That amount of time may be the saving grace for John Kasich’s presidential campaign strategy, one that relies heavily on the state of Pennsylvania — a state where Kasich’s lawyers are battling to keep him on the ballot. Central to that battle is a missed deadline by a Marco Rubio supporter in the state who objected to hundreds of signatures filed by Kasich’s campaign to get onto the state’s ballot. The deadline was missed, according to Kasich’s legal team, by all of 13 minutes, making the petition void. Yet even seizing on that technicality hasn’t led to a simple resolution of the issue. As both sides prepare to file new briefs in the case Monday, no less than Kasich’s entire post-Ohio primary strategy is at stake.
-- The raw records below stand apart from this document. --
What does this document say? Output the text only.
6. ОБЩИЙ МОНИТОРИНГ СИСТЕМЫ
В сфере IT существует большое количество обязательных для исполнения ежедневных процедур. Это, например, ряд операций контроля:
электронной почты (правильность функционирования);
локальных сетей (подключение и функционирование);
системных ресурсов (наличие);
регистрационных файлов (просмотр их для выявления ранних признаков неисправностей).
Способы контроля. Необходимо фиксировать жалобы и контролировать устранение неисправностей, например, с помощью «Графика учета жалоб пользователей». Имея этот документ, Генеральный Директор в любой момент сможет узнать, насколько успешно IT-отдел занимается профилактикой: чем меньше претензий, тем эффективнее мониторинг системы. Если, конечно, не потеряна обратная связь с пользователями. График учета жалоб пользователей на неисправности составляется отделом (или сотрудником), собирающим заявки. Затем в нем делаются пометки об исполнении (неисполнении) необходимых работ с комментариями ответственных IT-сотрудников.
… On the final day challenges to ballot entrance in the state were allowed, Nathaniel Rome, a University of Pennsylvania student and chairman of Pennsylvania Students for Rubio, filed a petition questioning the validity of the signatures submitted by Kasich’s campaign. Of the 2,184 signatures submitted by Kasich’s campaign (2,000 are required to be on the ballot in the state), Rome contended that 802 were ineligible.
In court last week, Kasich’s attorneys appeared to grant Rome’s contention, confirming that 192 of the contested signatures were, in fact, not valid. Still, they argued, it shouldn’t matter. Rome’s petition was filed at 5:13 p.m. on deadline day — 13 minutes after what Kasich’s attorney Lawrence Otter says is the actual deadline. Therefore, the objection should be dismissed.
John Bravacos, Rome’s attorney and the brother of Rubio’s campaign chairman in the state, said the statute doesn’t specify that the deadline is 5 p.m., but instead only that objections must be filed within seven days of the filing deadline. That, he argued, should mean midnight, not 5 p.m. The judge in the case, Bonnie Leadbetter, did not rule and additional briefs from both sides are due Monday. The matter may eventually be bumped up to a three-judge panel.